Appleby seemed to take the hint. At any rate, there must have been something in Quinn’s gaze that spurred him on. ‘I say, Timberley, wait for me. I’ll come with you.’
‘I suggest you run ahead,’ wheezed Timberley through his coughing. ‘I cannot run. My doctor will not allow it. Mr Quinn will have two corpses on his hands if I am forced to run.’ He was projecting this back over his shoulder. Clearly it was intended for Quinn’s benefit. ‘I am perfectly serious, you know. Perfectly.’ He pressed himself to the wall and allowed his friend to thunder past.

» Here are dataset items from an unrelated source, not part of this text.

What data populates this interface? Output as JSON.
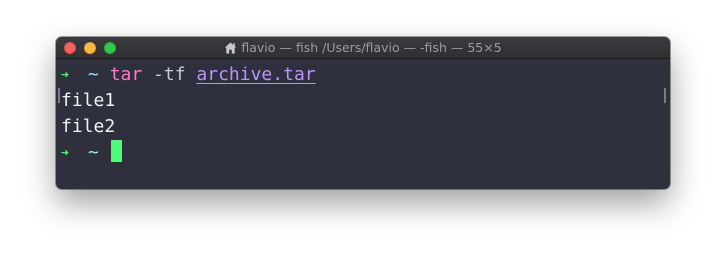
{
  "window": {
    "title": "flavio — fish /Users/flavio — -fish — 55×5",
    "home_icon": "home-icon"
  },
  "terminal": {
    "prompt_arrow": "➜",
    "prompt_dir": "~",
    "command": {
      "program": "tar",
      "flags": "-tf",
      "argument": "archive.tar"
    },
    "output": [
      "file1",
      "file2"
    ]
  },
  "colors": {
    "background": "#2e303d",
    "arrow": "#50fa7b",
    "tilde": "#8be9fd",
    "command": "#ff79c6",
    "argument": "#bd93f9",
    "cursor": "#50fa7b"
  }
}
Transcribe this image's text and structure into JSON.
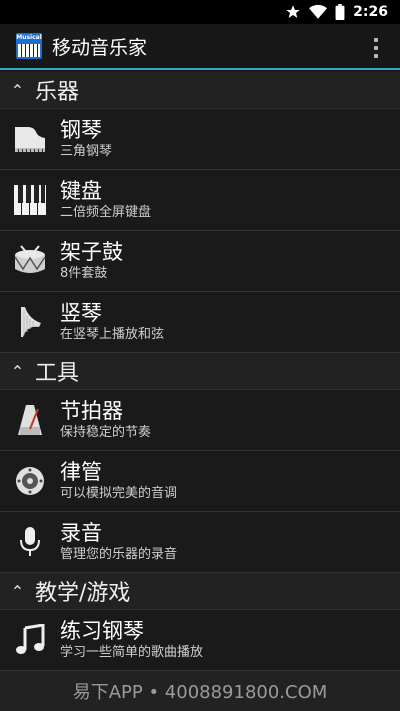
{
  "status_bar": {
    "time": "2:26"
  },
  "app_bar": {
    "title": "移动音乐家",
    "icon_text": "Musical"
  },
  "sections": [
    {
      "label": "乐器",
      "items": [
        {
          "title": "钢琴",
          "subtitle": "三角钢琴",
          "icon": "grand-piano-icon"
        },
        {
          "title": "键盘",
          "subtitle": "二倍频全屏键盘",
          "icon": "keyboard-icon"
        },
        {
          "title": "架子鼓",
          "subtitle": "8件套鼓",
          "icon": "drum-icon"
        },
        {
          "title": "竖琴",
          "subtitle": "在竖琴上播放和弦",
          "icon": "harp-icon"
        }
      ]
    },
    {
      "label": "工具",
      "items": [
        {
          "title": "节拍器",
          "subtitle": "保持稳定的节奏",
          "icon": "metronome-icon"
        },
        {
          "title": "律管",
          "subtitle": "可以模拟完美的音调",
          "icon": "pitch-pipe-icon"
        },
        {
          "title": "录音",
          "subtitle": "管理您的乐器的录音",
          "icon": "microphone-icon"
        }
      ]
    },
    {
      "label": "教学/游戏",
      "items": [
        {
          "title": "练习钢琴",
          "subtitle": "学习一些简单的歌曲播放",
          "icon": "music-note-icon"
        }
      ]
    }
  ],
  "footer": {
    "text": "易下APP • 4008891800.COM"
  }
}
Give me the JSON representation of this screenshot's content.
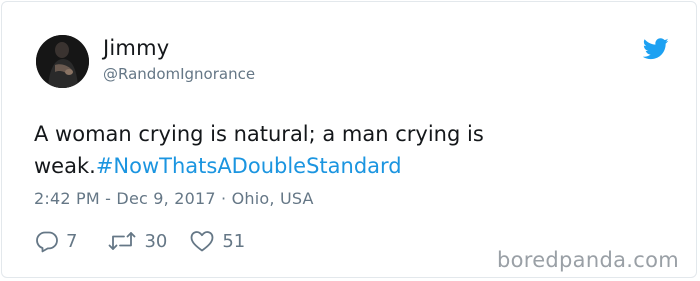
{
  "tweet": {
    "user": {
      "display_name": "Jimmy",
      "handle": "@RandomIgnorance"
    },
    "text": "A woman crying is natural; a man crying is weak.",
    "hashtag": "#NowThatsADoubleStandard",
    "time": "2:42 PM",
    "date": "Dec 9, 2017",
    "location": "Ohio, USA",
    "meta_separator_1": " - ",
    "meta_separator_2": " · ",
    "replies": "7",
    "retweets": "30",
    "likes": "51"
  },
  "watermark": "boredpanda.com",
  "colors": {
    "text": "#14171a",
    "secondary": "#657786",
    "link": "#1b95e0",
    "twitter_brand": "#1da1f2",
    "watermark": "#9aa0a6"
  },
  "icons": {
    "brand": "twitter-bird-icon",
    "reply": "reply-icon",
    "retweet": "retweet-icon",
    "like": "heart-icon"
  }
}
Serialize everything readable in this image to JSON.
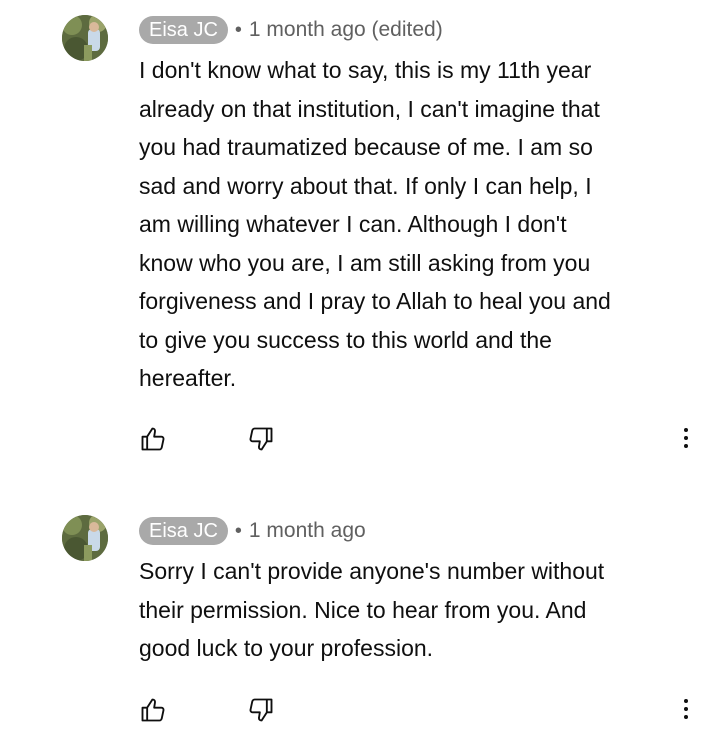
{
  "comments": [
    {
      "author": "Eisa JC",
      "separator": "•",
      "time": "1 month ago (edited)",
      "avatar_icon": "profile-photo",
      "lines": [
        "I don't know what to say, this is my 11th year",
        "already on that institution, I can't imagine that",
        "you had traumatized because of me. I am so",
        "sad and worry about that. If only I can help, I",
        "am willing whatever I can. Although I don't",
        "know who you are, I am still asking from you",
        "forgiveness and I pray to Allah to heal you and",
        "to give you success to this world and the",
        "hereafter."
      ],
      "actions": [
        "thumbs-up-icon",
        "thumbs-down-icon",
        "more-vert-icon"
      ]
    },
    {
      "author": "Eisa JC",
      "separator": "•",
      "time": "1 month ago",
      "avatar_icon": "profile-photo",
      "lines": [
        "Sorry I can't provide anyone's number without",
        "their permission. Nice to hear from you. And",
        "good luck to your profession."
      ],
      "actions": [
        "thumbs-up-icon",
        "thumbs-down-icon",
        "more-vert-icon"
      ]
    }
  ],
  "colors": {
    "author_chip_bg": "#a9a9a9",
    "author_chip_text": "#ffffff",
    "secondary_text": "#606060",
    "primary_text": "#0f0f0f"
  }
}
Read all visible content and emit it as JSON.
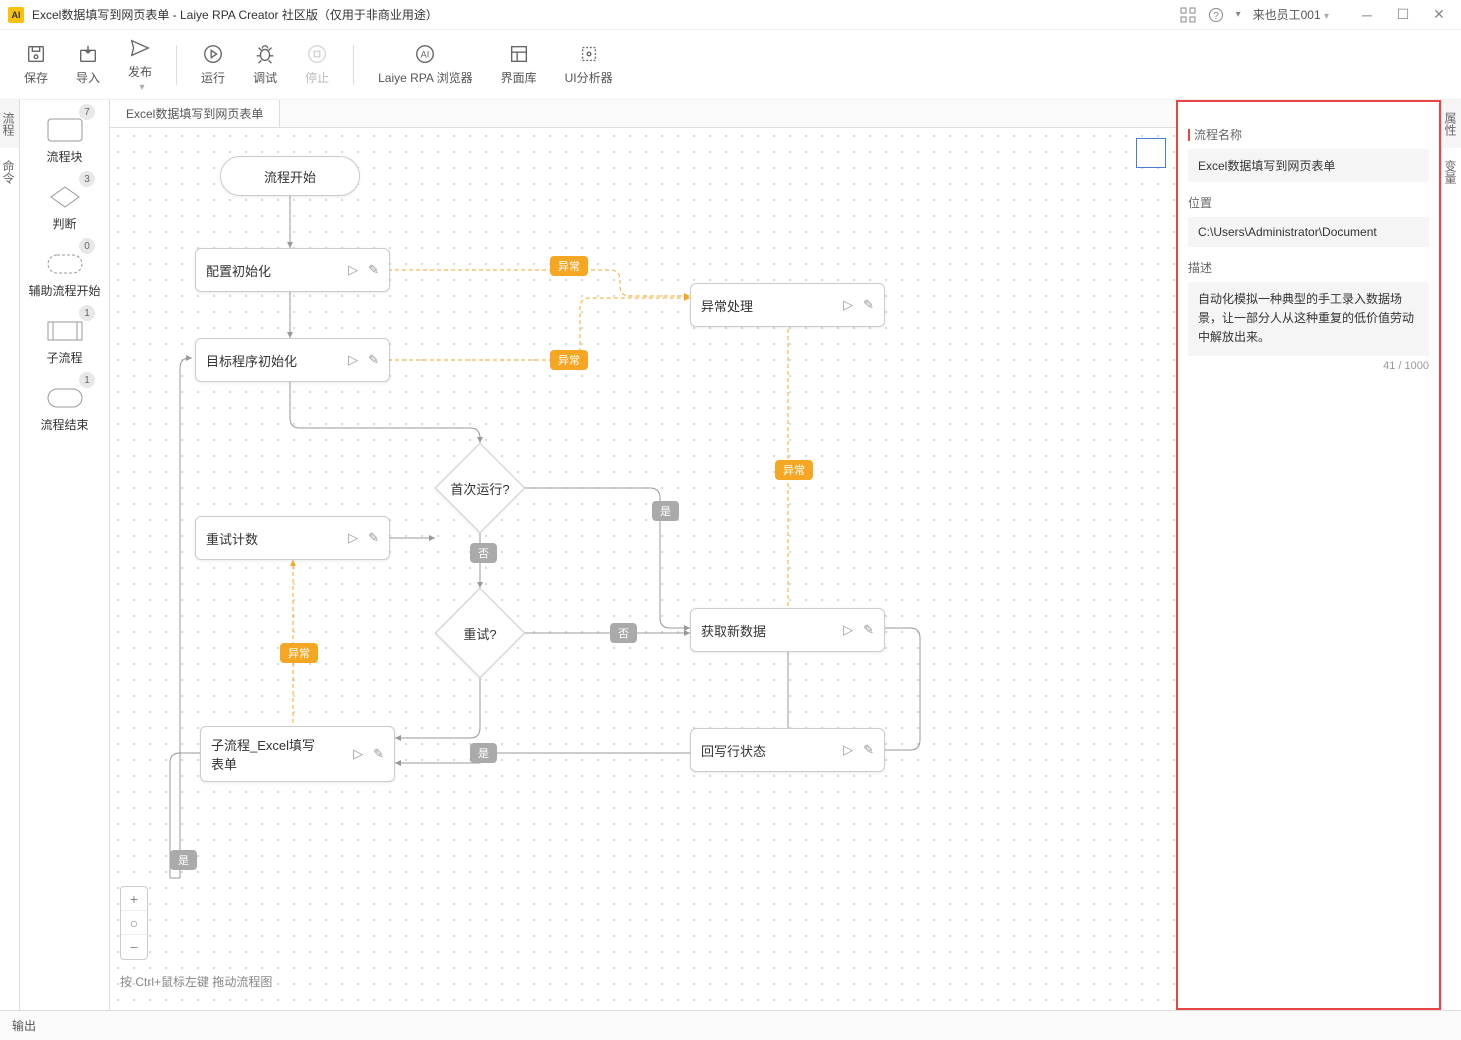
{
  "title": "Excel数据填写到网页表单 - Laiye RPA Creator 社区版（仅用于非商业用途）",
  "user": "来也员工001",
  "toolbar": {
    "save": "保存",
    "import": "导入",
    "publish": "发布",
    "run": "运行",
    "debug": "调试",
    "stop": "停止",
    "browser": "Laiye RPA 浏览器",
    "uilib": "界面库",
    "analyzer": "UI分析器"
  },
  "leftTabs": {
    "flow": "流程",
    "cmd": "命令"
  },
  "palette": {
    "block": {
      "label": "流程块",
      "count": "7"
    },
    "decision": {
      "label": "判断",
      "count": "3"
    },
    "substart": {
      "label": "辅助流程开始",
      "count": "0"
    },
    "subflow": {
      "label": "子流程",
      "count": "1"
    },
    "end": {
      "label": "流程结束",
      "count": "1"
    }
  },
  "tab": "Excel数据填写到网页表单",
  "nodes": {
    "start": "流程开始",
    "init": "配置初始化",
    "targetInit": "目标程序初始化",
    "firstRun": "首次运行?",
    "retryCount": "重试计数",
    "retry": "重试?",
    "subflowFill": "子流程_Excel填写表单",
    "exception": "异常处理",
    "getData": "获取新数据",
    "writeStatus": "回写行状态"
  },
  "labels": {
    "exception": "异常",
    "yes": "是",
    "no": "否"
  },
  "hint": "按 Ctrl+鼠标左键 拖动流程图",
  "rightTabs": {
    "props": "属性",
    "vars": "变量"
  },
  "props": {
    "nameLabel": "流程名称",
    "nameValue": "Excel数据填写到网页表单",
    "pathLabel": "位置",
    "pathValue": "C:\\Users\\Administrator\\Document",
    "descLabel": "描述",
    "descValue": "自动化模拟一种典型的手工录入数据场景，让一部分人从这种重复的低价值劳动中解放出来。",
    "charCount": "41 / 1000"
  },
  "output": "输出"
}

By the time he got to Brompton Road, Quinn was staggering. Not under her weight. But under the certainty that he was too late. She was hammering against his shoulder, and her breath came in a rasping, strangulated whine. It was not the death rattle. It was something worse than the death rattle. It was the sound a body makes when it rebels against the action of breathing.
Appleby was in the middle of the road, shouting and waving both arms to stop the traffic. At last something of the urgency of the situation seemed to have struck him. Timberley stood at the roadside and hung his head disconsolately. He cast sly, fascinated glances towards the heaving burden over Quinn’s shoulder.
At last Appleby persuaded a motor taxi to stop. He screamed the destination at the driver, who when he saw the intended passenger seemed about to refuse the fare.
‘I am a police inspector,’ said Quinn. ‘If you don’t take us to St George’s I will kill you.’ He had meant to say ‘arrest you’, but the stress of the moment had added a certain bluntness to his words.
‘What’s wrong wiv ’er, guv? She ain’t gonna be sick in me cab?’
‘You had better hope that she does not die in your cab.’ Quinn was bandying death around like loose change, in the hope that it would get things moving.
It was a hard job getting her into the back of the taxi. Her arms were flailing everywhere, her feet kicking out. Quinn received a punch to the eye and a knee in the groin that fair took the wind out of him. The blows landed so expertly that if he hadn’t known better he would have said she had aimed them. At one point, one of her legs locked itself in an acute angle around his thigh. Eventually, he and Appleby together managed to prise it loose. They put her in head first and laid her down on the back seat. Quinn went round the other side and eased himself under her now freakishly juddering length. He nestled her wracked and quivering head against his chest and tried to soothe away her spasms by stroking her hair. Her feet kicked rhythmically and violently against the door. The driver’s anxious glances back weighed his concern for his taxi against his fear for his life. In the event, the latter won out. He said nothing.